In contrast with these participants, I agree with the statement. I believe it IS the job of the bilingual teacher to teach the English language—the English language of their subject.
I take this position based on the principles of systemic functional linguistics (SFL).
The TESOL Teacher Educator Interest Section (TEIS) hosted a webinar with Dr. Maria Estela Brisk titled SFL Genre Pedagogy: Teaching Writing to Students of all Ages. While she focused on writing specifically, I think the content applies to all types of language production, and I believe the concepts she discussed in regard to SFL are critical knowledge for bilingual teachers.
I want to specifically highlight two points from the video to illustrate why I believe bilingual education teachers should know about and teach the English language.
Every subject has it’s own language
SFL puts the text as the focal point for understanding language (as seen in the picture above). The characteristics of the text are determined by the context of culture. In bilingual education, we can interpret culture as the subject or academic discipline.
Every academic discipline has their own ways of organizing text about their subject, be it oral texts or written texts. This organization is called genre in SFL.
English teachers focus on general language use. They do not have the time to teach the genres of every subject. If bilingual teachers do not teach the subject-specific ways of creating oral or written texts for communication in the subject area, no one will. Which brings us to the second point…
Students have to be taught to produce language, not just told
Participants in bilingual education workshops are often concerned that Taiwanese students do not have enough English ability to communicate in a bilingual classroom—they don’t. Yet, at the same time, they say it is not their job to teach language.
There is a disconnect between these two ideas.
If the goal is for students to be able to use English in the content classroom, we have to teach them how, not just tell them to. Students will not just magically one day be able to use English without being taught, just like students will not magically know how to do chemistry. Explicit teaching matters!
However, this isn’t to say that bilingual teachers will teach like English teachers—they shouldn’t—but it also doesn’t mean they shouldn’t teach language. They must teach language in subject-specific ways that are aligned with the purpose of communicating about the subject, an idea that SFL brings to the forefront.

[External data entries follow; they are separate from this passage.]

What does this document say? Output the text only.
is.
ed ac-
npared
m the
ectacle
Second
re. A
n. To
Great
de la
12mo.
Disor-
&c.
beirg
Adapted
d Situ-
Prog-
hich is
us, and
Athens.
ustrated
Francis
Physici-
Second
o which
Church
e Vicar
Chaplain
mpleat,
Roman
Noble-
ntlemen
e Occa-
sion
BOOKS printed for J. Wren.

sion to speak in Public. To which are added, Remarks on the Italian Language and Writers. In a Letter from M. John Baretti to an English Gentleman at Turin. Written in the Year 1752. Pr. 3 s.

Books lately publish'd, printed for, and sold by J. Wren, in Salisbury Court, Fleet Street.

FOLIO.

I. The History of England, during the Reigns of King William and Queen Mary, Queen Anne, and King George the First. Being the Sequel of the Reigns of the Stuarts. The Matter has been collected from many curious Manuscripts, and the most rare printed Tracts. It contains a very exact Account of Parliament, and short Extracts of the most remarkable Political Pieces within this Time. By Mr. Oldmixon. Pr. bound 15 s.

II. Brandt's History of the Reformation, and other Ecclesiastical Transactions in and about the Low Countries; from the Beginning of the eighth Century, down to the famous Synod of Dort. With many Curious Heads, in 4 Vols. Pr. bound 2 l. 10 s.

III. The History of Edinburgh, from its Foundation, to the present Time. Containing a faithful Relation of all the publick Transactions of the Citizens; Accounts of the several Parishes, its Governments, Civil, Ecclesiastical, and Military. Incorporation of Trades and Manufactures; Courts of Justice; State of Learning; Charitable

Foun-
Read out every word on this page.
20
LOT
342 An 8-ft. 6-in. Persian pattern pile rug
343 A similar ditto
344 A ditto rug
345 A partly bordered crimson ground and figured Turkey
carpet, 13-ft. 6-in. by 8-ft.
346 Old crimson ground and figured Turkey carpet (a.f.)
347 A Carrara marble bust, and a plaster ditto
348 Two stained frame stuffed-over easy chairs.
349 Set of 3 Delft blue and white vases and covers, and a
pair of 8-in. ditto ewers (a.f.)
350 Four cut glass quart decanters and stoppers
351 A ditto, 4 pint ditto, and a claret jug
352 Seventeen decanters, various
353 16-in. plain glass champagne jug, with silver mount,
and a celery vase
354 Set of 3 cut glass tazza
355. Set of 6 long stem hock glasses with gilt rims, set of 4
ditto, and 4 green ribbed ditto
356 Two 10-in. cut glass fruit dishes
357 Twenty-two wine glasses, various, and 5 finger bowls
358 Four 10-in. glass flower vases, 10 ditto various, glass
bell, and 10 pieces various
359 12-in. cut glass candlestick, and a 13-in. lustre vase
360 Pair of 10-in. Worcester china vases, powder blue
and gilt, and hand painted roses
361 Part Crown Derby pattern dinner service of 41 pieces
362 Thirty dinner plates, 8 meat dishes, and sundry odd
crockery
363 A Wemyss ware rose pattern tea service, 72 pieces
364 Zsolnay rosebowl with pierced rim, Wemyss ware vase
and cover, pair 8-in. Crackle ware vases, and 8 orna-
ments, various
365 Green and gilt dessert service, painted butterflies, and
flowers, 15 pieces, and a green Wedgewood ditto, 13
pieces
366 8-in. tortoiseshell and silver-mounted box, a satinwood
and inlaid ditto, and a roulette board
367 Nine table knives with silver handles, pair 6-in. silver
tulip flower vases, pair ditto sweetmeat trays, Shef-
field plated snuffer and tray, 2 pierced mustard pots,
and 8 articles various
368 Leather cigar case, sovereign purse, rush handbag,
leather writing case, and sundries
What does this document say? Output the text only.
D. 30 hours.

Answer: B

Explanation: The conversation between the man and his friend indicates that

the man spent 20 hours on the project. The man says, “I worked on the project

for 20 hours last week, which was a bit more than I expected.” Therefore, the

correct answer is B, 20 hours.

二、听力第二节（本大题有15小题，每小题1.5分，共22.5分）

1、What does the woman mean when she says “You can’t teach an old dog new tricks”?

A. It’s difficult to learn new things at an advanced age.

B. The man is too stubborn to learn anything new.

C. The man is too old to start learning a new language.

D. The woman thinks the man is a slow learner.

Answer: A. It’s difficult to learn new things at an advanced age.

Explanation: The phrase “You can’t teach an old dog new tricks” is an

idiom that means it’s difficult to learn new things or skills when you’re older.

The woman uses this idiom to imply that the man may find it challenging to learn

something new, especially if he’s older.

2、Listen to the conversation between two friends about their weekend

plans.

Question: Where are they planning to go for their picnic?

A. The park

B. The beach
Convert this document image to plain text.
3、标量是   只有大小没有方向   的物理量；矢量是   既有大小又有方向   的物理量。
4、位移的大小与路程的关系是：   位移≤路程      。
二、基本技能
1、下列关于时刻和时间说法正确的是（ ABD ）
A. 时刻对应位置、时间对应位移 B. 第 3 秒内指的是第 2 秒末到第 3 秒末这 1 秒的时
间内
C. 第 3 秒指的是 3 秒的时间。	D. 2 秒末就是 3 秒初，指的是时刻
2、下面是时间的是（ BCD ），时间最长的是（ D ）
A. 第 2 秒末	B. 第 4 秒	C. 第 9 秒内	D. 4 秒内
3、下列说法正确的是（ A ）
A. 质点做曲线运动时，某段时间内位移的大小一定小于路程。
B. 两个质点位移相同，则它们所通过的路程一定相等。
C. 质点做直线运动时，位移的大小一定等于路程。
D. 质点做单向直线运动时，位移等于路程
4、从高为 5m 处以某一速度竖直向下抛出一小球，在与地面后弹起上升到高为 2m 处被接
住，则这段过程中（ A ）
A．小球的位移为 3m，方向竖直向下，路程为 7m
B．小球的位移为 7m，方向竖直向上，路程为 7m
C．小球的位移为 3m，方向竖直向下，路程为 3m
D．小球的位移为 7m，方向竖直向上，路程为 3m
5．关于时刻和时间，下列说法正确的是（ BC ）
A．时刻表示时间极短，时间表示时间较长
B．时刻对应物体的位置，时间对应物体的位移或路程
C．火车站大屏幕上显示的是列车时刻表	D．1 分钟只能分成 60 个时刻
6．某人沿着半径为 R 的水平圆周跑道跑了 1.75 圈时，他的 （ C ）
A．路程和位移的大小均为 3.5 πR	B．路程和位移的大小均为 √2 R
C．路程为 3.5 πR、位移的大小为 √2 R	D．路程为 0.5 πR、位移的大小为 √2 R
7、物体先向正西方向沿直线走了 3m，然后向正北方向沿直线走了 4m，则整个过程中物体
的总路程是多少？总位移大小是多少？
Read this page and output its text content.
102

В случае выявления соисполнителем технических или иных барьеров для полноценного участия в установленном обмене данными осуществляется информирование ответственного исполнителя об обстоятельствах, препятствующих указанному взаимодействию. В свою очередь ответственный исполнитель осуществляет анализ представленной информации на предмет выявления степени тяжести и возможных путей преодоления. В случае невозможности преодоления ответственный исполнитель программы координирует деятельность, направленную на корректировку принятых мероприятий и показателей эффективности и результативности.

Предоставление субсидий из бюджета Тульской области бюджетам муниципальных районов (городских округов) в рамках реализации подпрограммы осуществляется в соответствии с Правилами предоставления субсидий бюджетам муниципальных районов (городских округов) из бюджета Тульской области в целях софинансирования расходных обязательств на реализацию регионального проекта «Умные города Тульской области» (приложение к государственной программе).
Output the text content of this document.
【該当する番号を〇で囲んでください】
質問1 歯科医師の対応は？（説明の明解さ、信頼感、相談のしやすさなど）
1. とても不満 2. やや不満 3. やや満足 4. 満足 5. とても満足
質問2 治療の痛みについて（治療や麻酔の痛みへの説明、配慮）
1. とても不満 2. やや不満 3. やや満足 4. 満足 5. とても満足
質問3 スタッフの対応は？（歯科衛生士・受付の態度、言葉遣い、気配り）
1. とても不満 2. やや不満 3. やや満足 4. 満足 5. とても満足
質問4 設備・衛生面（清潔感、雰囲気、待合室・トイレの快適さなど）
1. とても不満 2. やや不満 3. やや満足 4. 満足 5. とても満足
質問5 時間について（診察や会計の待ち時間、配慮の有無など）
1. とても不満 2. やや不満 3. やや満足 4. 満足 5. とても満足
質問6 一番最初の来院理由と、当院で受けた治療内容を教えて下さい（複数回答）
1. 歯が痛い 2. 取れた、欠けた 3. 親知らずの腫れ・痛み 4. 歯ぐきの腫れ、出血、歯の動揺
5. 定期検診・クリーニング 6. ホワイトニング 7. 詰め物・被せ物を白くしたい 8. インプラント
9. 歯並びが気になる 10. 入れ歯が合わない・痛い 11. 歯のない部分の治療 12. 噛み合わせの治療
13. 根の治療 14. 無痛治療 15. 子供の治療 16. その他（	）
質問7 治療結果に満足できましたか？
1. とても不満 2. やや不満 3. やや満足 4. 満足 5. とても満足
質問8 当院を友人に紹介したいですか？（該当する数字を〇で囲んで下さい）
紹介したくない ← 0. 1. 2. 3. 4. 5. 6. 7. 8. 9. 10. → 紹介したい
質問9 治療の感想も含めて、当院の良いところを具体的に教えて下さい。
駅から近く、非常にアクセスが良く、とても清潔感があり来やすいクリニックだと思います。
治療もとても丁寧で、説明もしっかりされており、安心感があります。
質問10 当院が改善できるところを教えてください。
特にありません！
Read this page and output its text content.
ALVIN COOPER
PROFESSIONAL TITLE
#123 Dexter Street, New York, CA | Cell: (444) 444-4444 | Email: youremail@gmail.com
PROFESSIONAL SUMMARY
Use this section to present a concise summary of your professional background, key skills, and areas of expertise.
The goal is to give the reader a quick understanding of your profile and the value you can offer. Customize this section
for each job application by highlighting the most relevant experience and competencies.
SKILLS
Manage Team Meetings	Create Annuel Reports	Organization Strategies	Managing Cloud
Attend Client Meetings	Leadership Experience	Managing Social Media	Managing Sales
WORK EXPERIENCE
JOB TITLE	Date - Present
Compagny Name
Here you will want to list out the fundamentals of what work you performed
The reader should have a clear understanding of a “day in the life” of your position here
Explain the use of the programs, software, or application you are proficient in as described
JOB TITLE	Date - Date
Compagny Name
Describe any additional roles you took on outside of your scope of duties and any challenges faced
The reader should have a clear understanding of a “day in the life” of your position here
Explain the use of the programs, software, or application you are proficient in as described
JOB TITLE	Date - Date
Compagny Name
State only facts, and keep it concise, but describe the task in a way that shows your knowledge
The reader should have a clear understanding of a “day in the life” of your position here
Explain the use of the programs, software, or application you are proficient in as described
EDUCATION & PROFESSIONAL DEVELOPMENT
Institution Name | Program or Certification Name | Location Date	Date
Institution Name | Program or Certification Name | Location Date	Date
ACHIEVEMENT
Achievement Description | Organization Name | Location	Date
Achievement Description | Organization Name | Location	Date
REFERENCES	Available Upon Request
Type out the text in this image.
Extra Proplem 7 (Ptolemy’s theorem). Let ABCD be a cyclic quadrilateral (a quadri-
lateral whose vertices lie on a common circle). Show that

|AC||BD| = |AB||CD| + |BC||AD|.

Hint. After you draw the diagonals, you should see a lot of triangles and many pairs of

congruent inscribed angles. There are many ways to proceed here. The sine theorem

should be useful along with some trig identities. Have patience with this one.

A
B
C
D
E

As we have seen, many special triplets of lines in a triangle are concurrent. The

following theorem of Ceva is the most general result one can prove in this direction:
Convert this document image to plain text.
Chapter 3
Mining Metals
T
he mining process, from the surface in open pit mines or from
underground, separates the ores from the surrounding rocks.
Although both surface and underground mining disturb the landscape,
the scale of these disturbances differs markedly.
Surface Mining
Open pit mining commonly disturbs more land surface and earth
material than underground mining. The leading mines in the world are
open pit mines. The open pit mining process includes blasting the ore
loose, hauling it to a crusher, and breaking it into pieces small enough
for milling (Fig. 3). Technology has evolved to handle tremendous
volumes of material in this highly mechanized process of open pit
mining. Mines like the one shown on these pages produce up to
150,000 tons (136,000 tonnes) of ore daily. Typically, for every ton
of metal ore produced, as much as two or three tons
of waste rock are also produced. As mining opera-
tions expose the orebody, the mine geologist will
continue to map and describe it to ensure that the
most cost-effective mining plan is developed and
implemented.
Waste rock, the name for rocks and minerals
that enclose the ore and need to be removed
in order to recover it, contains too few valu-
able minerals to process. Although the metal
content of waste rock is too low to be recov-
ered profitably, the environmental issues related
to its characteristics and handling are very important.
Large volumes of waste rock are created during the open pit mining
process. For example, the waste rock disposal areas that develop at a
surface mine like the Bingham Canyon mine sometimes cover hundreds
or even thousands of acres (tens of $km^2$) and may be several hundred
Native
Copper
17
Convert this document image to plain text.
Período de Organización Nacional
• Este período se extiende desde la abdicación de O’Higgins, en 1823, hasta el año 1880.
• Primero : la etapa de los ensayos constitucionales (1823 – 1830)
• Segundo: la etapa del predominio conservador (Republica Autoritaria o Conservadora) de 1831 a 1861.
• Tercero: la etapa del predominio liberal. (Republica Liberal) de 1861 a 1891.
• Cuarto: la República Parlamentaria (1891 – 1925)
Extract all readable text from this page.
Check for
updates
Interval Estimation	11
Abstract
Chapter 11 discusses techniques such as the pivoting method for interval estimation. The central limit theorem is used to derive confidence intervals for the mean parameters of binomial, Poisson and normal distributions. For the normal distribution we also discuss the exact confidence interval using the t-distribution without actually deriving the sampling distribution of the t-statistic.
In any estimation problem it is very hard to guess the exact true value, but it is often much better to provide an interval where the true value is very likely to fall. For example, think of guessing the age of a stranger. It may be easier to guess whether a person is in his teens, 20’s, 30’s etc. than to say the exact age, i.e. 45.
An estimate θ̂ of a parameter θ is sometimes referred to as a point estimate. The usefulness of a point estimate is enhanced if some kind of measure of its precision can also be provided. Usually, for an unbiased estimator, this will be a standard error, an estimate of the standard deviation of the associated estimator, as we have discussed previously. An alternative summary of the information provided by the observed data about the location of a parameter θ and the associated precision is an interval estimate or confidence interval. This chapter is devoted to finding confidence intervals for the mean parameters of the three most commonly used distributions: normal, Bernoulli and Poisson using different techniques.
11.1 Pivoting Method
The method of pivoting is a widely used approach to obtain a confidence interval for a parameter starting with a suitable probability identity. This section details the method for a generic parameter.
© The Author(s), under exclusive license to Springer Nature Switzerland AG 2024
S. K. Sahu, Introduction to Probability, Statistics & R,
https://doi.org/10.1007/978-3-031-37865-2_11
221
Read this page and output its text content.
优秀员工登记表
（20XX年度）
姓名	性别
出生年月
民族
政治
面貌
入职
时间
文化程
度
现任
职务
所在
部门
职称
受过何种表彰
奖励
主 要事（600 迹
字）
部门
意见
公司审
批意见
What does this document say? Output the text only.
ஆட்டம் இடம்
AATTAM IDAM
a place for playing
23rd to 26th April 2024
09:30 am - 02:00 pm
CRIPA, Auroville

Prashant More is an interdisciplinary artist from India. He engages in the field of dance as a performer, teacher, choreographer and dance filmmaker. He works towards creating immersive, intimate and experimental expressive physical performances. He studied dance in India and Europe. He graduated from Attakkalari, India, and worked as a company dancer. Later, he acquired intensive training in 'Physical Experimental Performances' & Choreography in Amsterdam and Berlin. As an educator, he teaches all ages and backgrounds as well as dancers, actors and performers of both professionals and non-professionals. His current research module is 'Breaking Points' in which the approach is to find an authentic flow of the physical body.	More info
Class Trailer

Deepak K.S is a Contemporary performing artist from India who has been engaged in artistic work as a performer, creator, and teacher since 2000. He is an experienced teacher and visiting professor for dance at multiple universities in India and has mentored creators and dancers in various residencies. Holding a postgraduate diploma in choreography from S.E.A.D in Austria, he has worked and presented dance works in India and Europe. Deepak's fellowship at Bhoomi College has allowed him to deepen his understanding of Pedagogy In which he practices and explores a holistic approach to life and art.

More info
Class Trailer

Teacher educators’ role in teacher SFL genre pedagogy
It is not good enough for a bilingual education teacher to simply be a user of language. Teacher educators must guide bilingual education teachers to also be analyzers of language and teachers of language. Teachers must be able to analyze the subject-specific ways language is used in their disciplines using the principles of SFL. Once teachers become language-aware, they can then teach language to their students using SFL genre pedagogy in a way that integrates content and language.
Dr. Maria Estela Brisk gives a brilliant introduction to these concepts and provides a good starting point for teacher educators to begin to consider how they can convince bilingual education teachers that they ARE teachers of language—the language of their subject.